Scritto in soli tre giorni, durante l’assurda guerra delle Malvine (o, a preferenza, delle Falkland), il romanzo assume un punto di vista radicale, ma che mai diventa straniante; è un punto di vista che ci rende sempre protagonisti estremi della Storia. Siamo trascinati e trattenuti sottoterra, in gallerie e cunicoli dove vive, ridotta al buio e all’umidità, una società che si crea alternativa al mondo, che in cambio di sigarette e scatolette di cibo tradisce il suo ruolo e i suoi compatrioti, che avvantaggia il nemico ma sentendosi, così, paradossalmente, meno sola, meno sfruttata, meno dimenticata e illusa che difendere la patria sia il dovere di ogni cittadino, per la sopravvivenza dell’integrità della nazione offesa.
Sono gli armadilli, “Los pichiciegos”: soldati argentini costretti, come i totemici animali dell’America latina, a vivere nel sottosuolo, a percorrerlo e a sentirselo come una casa. Il titolo originale è proprio questo: “Los pichiciegos”, perché loro sono i catalizzatori della vicenda, loro sono i più evidenti risultati che la guerra, nella sua idiozia senza fine, nella sua più totale ed esclusiva mancanza d’arte, produce e alimenta. La guerra fa rumore alle loro spalle, sopra le loro teste, bombarda e soffoca, si sviluppa secondo le sue regole strane e stranianti. Ma, alla fine, la guerra diventa un pretesto, un accidente che autorizza a soffermarsi su quella società alternativa e straordinaria (perché fuori dal consueto); tanto che non sarà la guerra a ucciderli, ma un banale incidente causato da una loro trascuratezza. Fogwill vuole dirottare il nostro interesse verso questi uomini, verso la loro caratura umana, che si trovano ridotti ad animali, a bestie condannate e dimenticate da qualsiasi logica del mondo: ce li porge, ce li offre, ponendoli alla ribalta del testo, con uno sguardo che piega a benevola compartecipazione.

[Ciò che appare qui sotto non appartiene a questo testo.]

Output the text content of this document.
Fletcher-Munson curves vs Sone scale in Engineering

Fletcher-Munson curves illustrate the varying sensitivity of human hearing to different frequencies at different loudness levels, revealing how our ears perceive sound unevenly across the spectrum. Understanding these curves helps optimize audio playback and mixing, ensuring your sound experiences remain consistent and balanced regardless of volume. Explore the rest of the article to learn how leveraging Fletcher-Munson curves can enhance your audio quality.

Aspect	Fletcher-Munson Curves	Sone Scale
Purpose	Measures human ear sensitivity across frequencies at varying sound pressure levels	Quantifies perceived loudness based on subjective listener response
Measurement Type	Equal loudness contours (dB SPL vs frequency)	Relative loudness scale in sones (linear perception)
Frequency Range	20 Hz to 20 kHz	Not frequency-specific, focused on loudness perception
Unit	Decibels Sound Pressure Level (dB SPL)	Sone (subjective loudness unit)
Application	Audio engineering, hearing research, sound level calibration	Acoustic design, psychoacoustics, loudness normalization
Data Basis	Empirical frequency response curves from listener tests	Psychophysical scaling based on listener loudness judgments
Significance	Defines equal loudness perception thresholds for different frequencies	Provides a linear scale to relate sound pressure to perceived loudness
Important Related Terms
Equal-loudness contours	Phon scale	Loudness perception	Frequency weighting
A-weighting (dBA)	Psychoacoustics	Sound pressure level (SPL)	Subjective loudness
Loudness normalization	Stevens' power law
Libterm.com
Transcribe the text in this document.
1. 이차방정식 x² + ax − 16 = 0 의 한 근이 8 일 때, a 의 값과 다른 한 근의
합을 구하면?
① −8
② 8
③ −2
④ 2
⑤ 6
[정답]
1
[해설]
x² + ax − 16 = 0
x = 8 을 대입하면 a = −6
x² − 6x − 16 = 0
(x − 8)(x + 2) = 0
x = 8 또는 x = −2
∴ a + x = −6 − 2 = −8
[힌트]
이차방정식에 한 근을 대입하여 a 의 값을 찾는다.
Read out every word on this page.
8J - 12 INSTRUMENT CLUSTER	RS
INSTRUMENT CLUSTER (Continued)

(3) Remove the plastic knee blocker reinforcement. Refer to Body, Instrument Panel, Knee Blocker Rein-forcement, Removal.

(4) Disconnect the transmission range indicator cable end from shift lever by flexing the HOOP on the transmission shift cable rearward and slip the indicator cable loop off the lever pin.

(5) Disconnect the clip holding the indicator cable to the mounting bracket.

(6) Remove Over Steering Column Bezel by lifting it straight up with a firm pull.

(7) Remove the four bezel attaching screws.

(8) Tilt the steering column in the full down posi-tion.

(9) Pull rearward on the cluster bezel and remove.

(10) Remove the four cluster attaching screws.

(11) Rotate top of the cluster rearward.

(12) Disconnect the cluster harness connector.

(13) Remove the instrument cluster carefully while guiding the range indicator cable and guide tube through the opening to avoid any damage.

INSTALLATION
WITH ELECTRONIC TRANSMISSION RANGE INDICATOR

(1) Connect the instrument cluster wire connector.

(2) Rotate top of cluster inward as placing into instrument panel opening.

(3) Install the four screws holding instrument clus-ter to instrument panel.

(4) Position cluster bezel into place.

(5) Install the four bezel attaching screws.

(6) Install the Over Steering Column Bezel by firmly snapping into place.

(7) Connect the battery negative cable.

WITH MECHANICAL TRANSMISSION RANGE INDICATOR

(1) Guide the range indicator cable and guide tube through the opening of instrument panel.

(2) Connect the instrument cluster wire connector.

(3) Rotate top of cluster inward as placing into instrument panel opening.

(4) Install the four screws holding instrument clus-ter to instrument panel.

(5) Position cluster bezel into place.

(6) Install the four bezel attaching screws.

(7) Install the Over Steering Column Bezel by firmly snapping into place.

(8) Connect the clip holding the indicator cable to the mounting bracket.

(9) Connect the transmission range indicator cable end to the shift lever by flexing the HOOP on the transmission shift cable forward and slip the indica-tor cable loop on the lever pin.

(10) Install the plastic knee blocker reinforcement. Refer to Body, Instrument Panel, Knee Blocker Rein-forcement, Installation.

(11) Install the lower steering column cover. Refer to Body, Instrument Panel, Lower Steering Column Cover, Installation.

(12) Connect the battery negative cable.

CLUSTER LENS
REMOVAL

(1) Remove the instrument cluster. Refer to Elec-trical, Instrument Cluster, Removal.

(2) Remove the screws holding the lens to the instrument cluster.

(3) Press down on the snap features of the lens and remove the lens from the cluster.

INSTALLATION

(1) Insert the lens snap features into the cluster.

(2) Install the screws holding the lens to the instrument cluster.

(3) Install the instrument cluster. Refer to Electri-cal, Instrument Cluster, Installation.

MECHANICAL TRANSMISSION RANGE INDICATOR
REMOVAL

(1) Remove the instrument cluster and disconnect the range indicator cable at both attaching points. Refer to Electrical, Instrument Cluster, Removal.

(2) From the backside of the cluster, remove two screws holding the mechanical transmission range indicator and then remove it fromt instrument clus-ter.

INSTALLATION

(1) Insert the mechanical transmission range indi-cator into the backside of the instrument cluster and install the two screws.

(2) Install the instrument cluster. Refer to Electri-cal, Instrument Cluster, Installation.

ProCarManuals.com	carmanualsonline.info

Grazie a SUR, una casa editrice indipendente e nata senza alcun capitale, attenta al rapporto coi librai indipendenti e alle nuove frontiere che la società impone di valutare, la letteratura latino-americana sta riscoprendo nuove voci, al di fuori dei soliti grandi blasonati (ma che poco osano e si innovano). Voci che nuove lo sono soltanto per noi, lettori italiani, ma che ci permettono di ammirare nuova letteratura e di leggere pagine d’inaudita bellezza, dove la febbre delle parole si allaccia alla passione politica e sociale.